We also need to talk about the added value for the teams and for the organisation of such a calculation, because without a clearly recognisable added value, new procedures should not be introduced at all. This was one of the problems that was often encountered in classic project management, that everything possible was measured for purely statistical reasons and with the corresponding effort, without any significant added value for the team or project organisation being recognisable at all.  

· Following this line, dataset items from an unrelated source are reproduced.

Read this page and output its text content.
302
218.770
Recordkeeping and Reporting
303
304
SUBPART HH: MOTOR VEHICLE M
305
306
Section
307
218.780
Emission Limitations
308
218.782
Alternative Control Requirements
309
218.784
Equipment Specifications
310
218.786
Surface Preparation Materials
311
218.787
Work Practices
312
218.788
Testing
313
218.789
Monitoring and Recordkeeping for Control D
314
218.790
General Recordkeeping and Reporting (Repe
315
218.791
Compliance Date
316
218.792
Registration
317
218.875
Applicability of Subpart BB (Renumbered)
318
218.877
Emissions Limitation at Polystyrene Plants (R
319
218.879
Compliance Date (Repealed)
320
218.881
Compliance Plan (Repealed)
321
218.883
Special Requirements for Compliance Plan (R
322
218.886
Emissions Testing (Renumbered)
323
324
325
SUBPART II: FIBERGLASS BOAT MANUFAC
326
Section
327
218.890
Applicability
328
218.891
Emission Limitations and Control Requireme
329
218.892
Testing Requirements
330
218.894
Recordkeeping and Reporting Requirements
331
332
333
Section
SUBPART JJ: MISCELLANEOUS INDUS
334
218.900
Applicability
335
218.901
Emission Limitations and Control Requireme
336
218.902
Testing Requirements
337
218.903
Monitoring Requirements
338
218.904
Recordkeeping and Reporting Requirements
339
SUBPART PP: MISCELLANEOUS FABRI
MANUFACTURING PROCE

So what added value would a StoryPoint calculation method have? Let’s start with this as an introduction to the description of the method itself. If after this section you are not convinced of the added value of such a method, then save some time and do not need to read any further.  

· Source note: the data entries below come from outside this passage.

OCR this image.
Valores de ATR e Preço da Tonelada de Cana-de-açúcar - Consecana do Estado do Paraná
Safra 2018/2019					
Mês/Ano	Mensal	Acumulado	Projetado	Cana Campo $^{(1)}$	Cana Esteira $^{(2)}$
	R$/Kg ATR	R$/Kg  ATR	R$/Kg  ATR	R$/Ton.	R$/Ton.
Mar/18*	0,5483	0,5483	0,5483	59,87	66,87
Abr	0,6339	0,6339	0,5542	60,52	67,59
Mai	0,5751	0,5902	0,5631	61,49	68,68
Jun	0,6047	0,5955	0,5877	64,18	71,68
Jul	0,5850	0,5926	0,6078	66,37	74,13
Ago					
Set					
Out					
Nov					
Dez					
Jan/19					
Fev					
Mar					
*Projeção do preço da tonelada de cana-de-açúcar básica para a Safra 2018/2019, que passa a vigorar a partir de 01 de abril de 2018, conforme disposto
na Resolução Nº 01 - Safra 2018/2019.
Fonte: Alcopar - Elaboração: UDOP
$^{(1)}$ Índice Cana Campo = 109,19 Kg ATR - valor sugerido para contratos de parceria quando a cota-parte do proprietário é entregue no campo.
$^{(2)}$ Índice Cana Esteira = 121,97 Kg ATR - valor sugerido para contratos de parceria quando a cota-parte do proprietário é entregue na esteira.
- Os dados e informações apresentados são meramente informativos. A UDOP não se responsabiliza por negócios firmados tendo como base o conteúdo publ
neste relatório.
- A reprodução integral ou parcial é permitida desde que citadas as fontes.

StoryPoints have always caused problems, which is why they are so controversially discussed in the communities and within many organisations. Especially when an “agile coach” wants to introduce StoryPoints in a scaled organisation with many teams, resistance often arises, backed up with all kinds of arguments. As StoryPoints are so far team-individual and subjective, they cannot be used by a scaled organisation for planning, forecasting and scenario simulations. Even normalising StoryPoints (e.g. suggested by SAFe) does not change this as much as one would like. The nature of StoryPoints is also often not understood and they are misinterpreted as a measure of effort. Yet StoryPoints are merely a measure of complexity, but who can provide a good definition of the term “complexity”. And that would also have to apply throughout the organisation, and with such a definition we slide into the philosophical anyway. And while we’re on the subject of philosophy, we’re a bit like the philosophers and all the sciences that search for truth when it comes to complexity: We presuppose what we actually want to prove, namely that truth exists at all. In our case, we don’t know exactly how we define complexity, but we do define it. And we do so by means of an individual and subjective estimate. It doesn’t sound like an exact science, and at this point I can understand the critics of the StoryPoint estimate.  

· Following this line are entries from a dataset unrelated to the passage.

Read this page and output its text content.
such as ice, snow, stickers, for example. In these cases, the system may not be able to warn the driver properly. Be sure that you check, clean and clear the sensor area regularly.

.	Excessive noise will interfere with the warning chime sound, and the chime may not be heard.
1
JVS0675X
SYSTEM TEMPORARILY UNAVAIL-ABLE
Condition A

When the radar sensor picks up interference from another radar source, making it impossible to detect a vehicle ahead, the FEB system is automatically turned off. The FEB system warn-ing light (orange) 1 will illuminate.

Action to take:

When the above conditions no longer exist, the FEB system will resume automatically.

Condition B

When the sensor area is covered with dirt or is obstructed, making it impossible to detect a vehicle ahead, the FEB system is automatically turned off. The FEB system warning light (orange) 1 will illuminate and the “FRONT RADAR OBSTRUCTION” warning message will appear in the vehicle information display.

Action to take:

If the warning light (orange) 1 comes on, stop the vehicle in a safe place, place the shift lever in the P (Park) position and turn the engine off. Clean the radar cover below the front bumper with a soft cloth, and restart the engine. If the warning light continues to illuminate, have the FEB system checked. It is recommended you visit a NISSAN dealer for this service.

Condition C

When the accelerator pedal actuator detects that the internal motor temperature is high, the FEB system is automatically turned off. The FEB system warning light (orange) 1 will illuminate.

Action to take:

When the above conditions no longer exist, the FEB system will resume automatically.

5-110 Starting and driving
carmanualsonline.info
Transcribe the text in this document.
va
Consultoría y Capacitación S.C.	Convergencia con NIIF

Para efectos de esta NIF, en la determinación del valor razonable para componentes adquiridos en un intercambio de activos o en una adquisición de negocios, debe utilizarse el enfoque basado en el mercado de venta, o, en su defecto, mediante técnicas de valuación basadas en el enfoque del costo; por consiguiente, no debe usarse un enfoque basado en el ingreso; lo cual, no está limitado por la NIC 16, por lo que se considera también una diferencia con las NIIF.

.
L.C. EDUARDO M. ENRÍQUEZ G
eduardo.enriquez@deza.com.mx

The fact that StoryPoints still exist at all in the critique is simply because they are very important for the agile process. There is not much in the agile process that looks like a number and that we can use to create at least a rudimentary planning and controlling basis, i.e. to measure velocity and get a feeling about whether the agile process is (still) running well or when my MVP can possibly be released. Even for prioritising tasks according to e.g. WSJF (weighted shortest job first), I have to determine the scope of the task (job size) somehow.  

In order not to drag out this argument here, I have summarised everything around the definition and meaning of StoryPoints in this article: 

The point here is not to justify why StoryPoints are important, but what added value their calculation has compared to an individual (made by individuals) and subjective (according to their personal perception) estimate.  

A calculation per se has the property of being objective – that is, factual and neutral. Neutrality is of great importance in a scaled environment, because the values can be used across teams and nothing stands in the way of organisation-wide use, i.e. a normalisation of the StoryPoints takes place. Btw. to all critics of the comparability of teams: normalised StoryPoints do not make the teams comparable, but only their tasks. Objectivity, in turn, ensures that neutrality is not just feigned – as with the normalisation proposed by SAFe, which is no longer individual but still subjective – but remains consistent (consistent, sustainable) and comprehensible. So we can also describe objective here as “sustainable” and “independent”. In sum, a procedure for calculating StoryPoints provides the organisation with an equally sustainable and independent assessment of its tasks. I think it is very obvious and you don’t have to have studied economics to realise what an organisation can do with sustainably and independently assessed tasks in terms of planning, commitment, forecasting ability and controlling. No, it does not mutate into a classic organisation again, but it does exactly what SAFe (5.1) formulates in Principle #1 “take an economic view”. 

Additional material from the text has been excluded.